Arteo was roused from the past by a pained squeal. Kessa was shocked, the crossbow held aloft in her hands, nearly in the same position as when she’d fired. Ilis stood up and motioned for her.
“Come,” she said, willing Kessa from her surprise to move over to the wounded animal on the ground just ahead of them. Arteo joined them.
The bespen was lying on its side, an arrow buried in the dense fur of its thigh. Its uninjured hind leg scrambled pathetically for purchase on the ground, wanting to escape but unable to leave the patch of thick grass where it would die.
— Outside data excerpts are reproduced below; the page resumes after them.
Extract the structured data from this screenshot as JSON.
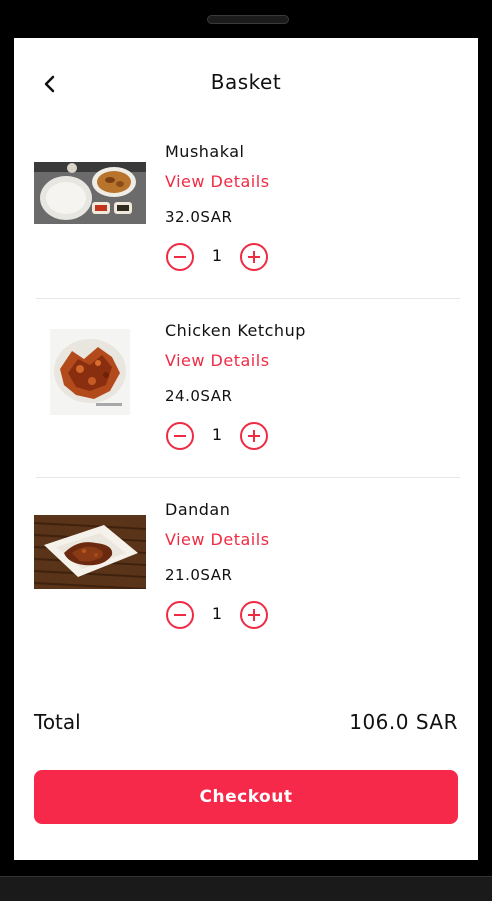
{
  "header": {
    "title": "Basket",
    "back_icon": "chevron-left-icon"
  },
  "items": [
    {
      "name": "Mushakal",
      "details_label": "View Details",
      "price": "32.0SAR",
      "quantity": "1",
      "image": "mushakal-platter-photo"
    },
    {
      "name": "Chicken Ketchup",
      "details_label": "View Details",
      "price": "24.0SAR",
      "quantity": "1",
      "image": "chicken-ketchup-photo"
    },
    {
      "name": "Dandan",
      "details_label": "View Details",
      "price": "21.0SAR",
      "quantity": "1",
      "image": "dandan-plate-photo"
    }
  ],
  "summary": {
    "total_label": "Total",
    "total_value": "106.0 SAR"
  },
  "checkout": {
    "label": "Checkout"
  },
  "colors": {
    "accent": "#ef2b44",
    "button": "#f7294a",
    "text": "#111111",
    "divider": "#e6e6e6"
  },
  "icons": {
    "decrement": "minus-circle-icon",
    "increment": "plus-circle-icon"
  }
}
Kessa wasn’t sure what to do. She fully expected to wildly miss and watch the fuzzy animal run off into the underbrush. Instead here was the worst result — the creature was in pain, mewling in the most awful way, blood saturating its fur.
Arteo was heartbroken for her, she’d never had to slaughter any of the animals on the farm, had never brought harm to another living thing in her life, and now here she was with the responsibility of death delivered to her on a beautiful morning. He was about to say something to protect her from this new painful burden when Ilis rested her hand on Kessa’s shoulder.
“It’s not a kindness to let it suffer,” Ilis said, extending a hunting knife to her. Kessa didn’t look to her eyes, but knew they were soft as she spoke. Arteo stayed silent.
Taking the blade, Kessa crouched and stared into the wavering eyes of the small animal on the ground. It squirmed with the pathetic half-movements of slowly decaying life. She breathed in, reached down with the blade, and stopped it moving forever.